Its origins may be innocent enough, but its continuing effects are menacing. Theories of secularisation supported the view that religion was increasingly an anomaly in modernity and was hence retrograde; proponents of secularisation wished to protect progress and save the world from backsliding into an inferior, religious state. The declension theories, however, turned out to be largely wrong, and yet the hope for secularisation persisted among many. Secularists of this sort continue to maintain that religion is the antithesis of modernity and enlightened humanity. They would like to keep religion not only out of politics but off the planet as well. And if you object to their view, you yourself risk being branded as a sympathiser with the unenlightened barbarians. In the meantime, the world’s abundant and diverse religious populations are doing the things that everyone else in modernity is doing—building skyscrapers, farming, investing in the market, designing computers, raising children, writing books, cooking, and teaching in universities. Their very presence in the world poses a mystery to these secularists. For, given the unmitigated evil that (in their view) accompanies religion, how can religion persist in modernity? Even if Marx, Freud, Tylor and Durkheim provided suitable explanations for the origin of religion, there appears to be no accounting for its persistence. Perhaps cognitive science will do better. Meanwhile, the religious populations are stigmatised—implicitly or explicitly—by these secularists, and religious resentment is growing all around us.

Religion, the Secular and Modernity

My hope is that having identified secularism in the good, bad, and ugly senses, we can approach more judiciously issues pertaining to religion, politics and the secular in the twenty-first century. At the heart of my normative view of secularism in the good sense is a commitment to honour diversity in our public and political life and a reasonable hope that from such diversity comes promising outcomes. This commitment and hope evinces J. S. Mill’s conviction that ‘only through diversity of opinion is there, in the existing state of human intellect, a chance of fair play to all sides of the truth’.[4]

In addition to this normative conclusion, I also hope that my reflections have suggested that we revise our empirical narratives of the birth of modernity. At the beginning of modernity we see not the absence of religion but its abundance—and an abundance of modern developments for how to accommodate it, even while those very developments were often being informed by religion. This should tell us something of significance about ourselves and about contemporary struggles to achieve democratic societies. Modernity—for all its multiplicity—has for the most part engaged with, wrestled with and been informed by religion, in one form or another. My initial comments on religion and Romanticism were intended to illustrate this point. The pervasive religious aspects of Romanticism demonstrate the failure of previous theories of secularisation. Modernity has never been a monolithic intellectual, cultural force antithetical to religious belief and practice. Religion informed a central chapter of modernity, namely the Romantic era, and to this day religion continues to shape the identity of individuals in their public and their private lives. It is, then, not much of a stretch to claim that religion continues to shape modernity. Our theories of the secular and our democratic institutions need to acknowledge this pervasive religious presence.
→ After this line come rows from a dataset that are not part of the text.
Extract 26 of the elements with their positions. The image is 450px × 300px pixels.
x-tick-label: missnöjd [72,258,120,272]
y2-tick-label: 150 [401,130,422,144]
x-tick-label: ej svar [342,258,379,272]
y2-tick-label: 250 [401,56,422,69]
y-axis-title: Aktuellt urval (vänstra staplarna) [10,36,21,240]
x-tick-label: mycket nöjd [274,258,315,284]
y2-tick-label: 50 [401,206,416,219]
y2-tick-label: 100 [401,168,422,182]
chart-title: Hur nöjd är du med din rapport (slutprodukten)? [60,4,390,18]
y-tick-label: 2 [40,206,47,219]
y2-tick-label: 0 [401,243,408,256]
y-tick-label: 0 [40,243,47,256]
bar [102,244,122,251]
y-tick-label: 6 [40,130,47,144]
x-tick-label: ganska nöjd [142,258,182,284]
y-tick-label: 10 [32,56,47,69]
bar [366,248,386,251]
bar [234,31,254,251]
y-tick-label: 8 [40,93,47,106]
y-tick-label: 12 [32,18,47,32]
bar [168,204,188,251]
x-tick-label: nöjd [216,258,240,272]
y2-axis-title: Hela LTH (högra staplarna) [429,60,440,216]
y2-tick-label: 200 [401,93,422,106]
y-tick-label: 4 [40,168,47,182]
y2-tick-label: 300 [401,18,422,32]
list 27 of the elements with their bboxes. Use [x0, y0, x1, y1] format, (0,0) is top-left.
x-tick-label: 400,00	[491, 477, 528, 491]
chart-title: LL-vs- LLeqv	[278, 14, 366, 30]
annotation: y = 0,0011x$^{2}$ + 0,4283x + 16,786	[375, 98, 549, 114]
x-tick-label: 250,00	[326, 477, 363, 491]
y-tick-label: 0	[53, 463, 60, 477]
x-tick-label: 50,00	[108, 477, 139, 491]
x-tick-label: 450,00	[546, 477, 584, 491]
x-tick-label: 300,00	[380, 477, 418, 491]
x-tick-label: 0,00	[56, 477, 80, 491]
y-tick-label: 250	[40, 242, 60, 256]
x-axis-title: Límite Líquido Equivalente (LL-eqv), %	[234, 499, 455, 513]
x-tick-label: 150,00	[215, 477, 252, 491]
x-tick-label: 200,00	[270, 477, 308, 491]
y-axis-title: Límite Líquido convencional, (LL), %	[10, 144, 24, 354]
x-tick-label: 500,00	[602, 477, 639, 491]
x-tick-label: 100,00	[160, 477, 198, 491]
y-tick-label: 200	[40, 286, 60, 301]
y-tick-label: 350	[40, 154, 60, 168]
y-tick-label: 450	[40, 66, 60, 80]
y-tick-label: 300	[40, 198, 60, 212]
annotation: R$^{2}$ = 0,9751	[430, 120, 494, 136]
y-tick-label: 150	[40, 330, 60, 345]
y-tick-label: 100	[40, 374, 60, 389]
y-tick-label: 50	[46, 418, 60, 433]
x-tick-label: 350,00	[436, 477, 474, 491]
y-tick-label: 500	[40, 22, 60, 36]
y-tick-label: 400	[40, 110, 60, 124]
[1] On this feature of secularism, see Jeffrey Stout, Democracy and Tradition (Princeton: Princeton University Press, 2004), pp. 93 and 98.

[2] For an excellent discussion on democratic virtues—‘practical wisdom and tact’— in public engagement, see Stout, Democracy and Tradition, pp. 85-86.

[3] For a convincing version of this argument, see Saba Mahmood’s ‘Religious Reasons and Secular Affect: An Incommensurable Divide?’ Is Critique Secular? Blasphemy, Injury, and Free Speech (Berkeley: University of California Press, 2009), pp 64-100.

[4] J. S. Mill, ‘On Liberty’ and Other Writings, ed. Stefan Collini (Cambridge: Cambridge University Press, 1989), p. 49.